突拍子もない事件に驚き、前のめりの議論を進めるのは禁物

(日経「春秋」2015/2/1付) 「少年事件が増えている」「しかも凶悪化するばかり」「昔はなかった残忍な犯行だ」。テレビのワイドショーやネット空間にはこういう声がほとばしる。名古屋大の女子学生が知人女性を殺した疑いで逮捕された事件をめぐっても、目立つのはやはりこんな反応だ。しかし、警察庁の統計や犯罪史が教える事実だ。少年による殺人は1960年前後に400件以上、それがこの数年は50件前後というデータが厳としてある。もちろん人口減も作用しているし、数が少なくなったからいいというわけではない。しかしたまに起きる突拍子もない事件に驚き、前のめりの議論を進めるのは禁物だ。新たな対策や少年法見直しを考えるにせよ、まずは過去を正しくかえりみる必要があろう。「昔はよかった」式の思い込みが、しばしば道を見失わせる。

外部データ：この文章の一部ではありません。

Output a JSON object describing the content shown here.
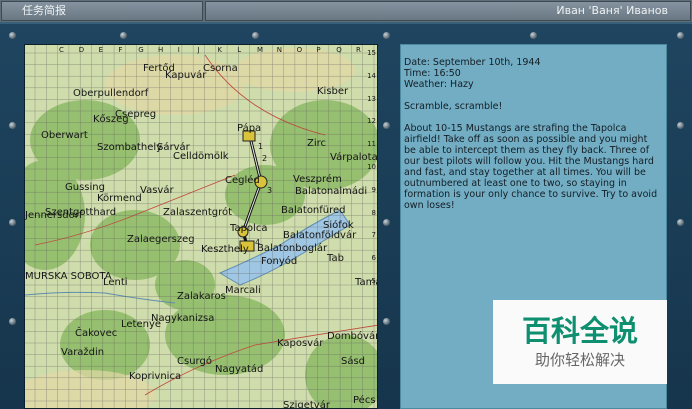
{
  "window": {
    "left_title": "任务简报",
    "right_title": "Иван 'Ваня' Иванов"
  },
  "map": {
    "column_labels": [
      "C",
      "D",
      "E",
      "F",
      "G",
      "H",
      "I",
      "J",
      "K",
      "L",
      "M",
      "N",
      "O",
      "P",
      "Q",
      "R"
    ],
    "row_labels": [
      "15",
      "14",
      "13",
      "12",
      "11",
      "10",
      "9",
      "8",
      "7",
      "6",
      "5"
    ],
    "waypoint_labels": [
      "1",
      "2",
      "3",
      "4"
    ],
    "towns": [
      "Fertőd",
      "Kapuvár",
      "Csorna",
      "Oberpullendorf",
      "Kőszeg",
      "Csepreg",
      "Kisber",
      "Oberwart",
      "Pápa",
      "Zirc",
      "Szombathely",
      "Sárvár",
      "Celldömölk",
      "Várpalota",
      "Gussing",
      "Vasvár",
      "Cegléd",
      "Veszprém",
      "Balatonalmádi",
      "Körmend",
      "Szentgotthard",
      "Zalaszentgrót",
      "Balatonfüred",
      "Jennersdorf",
      "Siófok",
      "Zalaegerszeg",
      "Tapolca",
      "Balatonföldvár",
      "Keszthely",
      "Balatonboglár",
      "Fonyód",
      "Tab",
      "MURSKA SOBOTA",
      "Lenti",
      "Tamási",
      "Marcali",
      "Zalakaros",
      "Nagykanizsa",
      "Letenye",
      "Čakovec",
      "Kaposvár",
      "Dombóvár",
      "Varaždin",
      "Csurgó",
      "Nagyatád",
      "Sásd",
      "Koprivnica",
      "Szigetvár",
      "Pécs"
    ]
  },
  "briefing": {
    "date": "Date: September 10th, 1944",
    "time": "Time: 16:50",
    "weather": "Weather: Hazy",
    "headline": "Scramble, scramble!",
    "body": "About 10-15 Mustangs are strafing the Tapolca airfield! Take off as soon as possible and you might be able to intercept them as they fly back. Three of our best pilots will follow you. Hit the Mustangs hard and fast, and stay together at all times. You will be outnumbered at least one to two, so staying in formation is your only chance to survive. Try to avoid own loses!"
  },
  "watermark": {
    "title": "百科全说",
    "subtitle": "助你轻松解决"
  },
  "colors": {
    "panel": "#72adc4",
    "frame": "#1d4058",
    "lake": "#9fc6e2",
    "forest": "#86b364",
    "route": "#1a1a1a",
    "waypoint": "#d8c33a",
    "watermark_green": "#0e8f70"
  }
}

(JN) 私たちは、その衝撃に対して反応をする。そして、それを繰り返す。今は、ネットのおかげで誰でも世間にオープンにアッピールできる。それに対してまた反応をする。しかし、私たちは犯罪に対して、面白半分で反応してはならない。大人であろうと、子どもであろうと、理由の有無にかかわらず暴力行為許してはならない。このような行為に対し、冷静に見守ることであり、騒いではならないのであろう。なぜ、このような暴力行為を行ったのか、そのような行為を行うに至った背景にどんな歪みががあり、その歪みはなぜ起きたのか、一つ一つ我々の心の中で考えたい。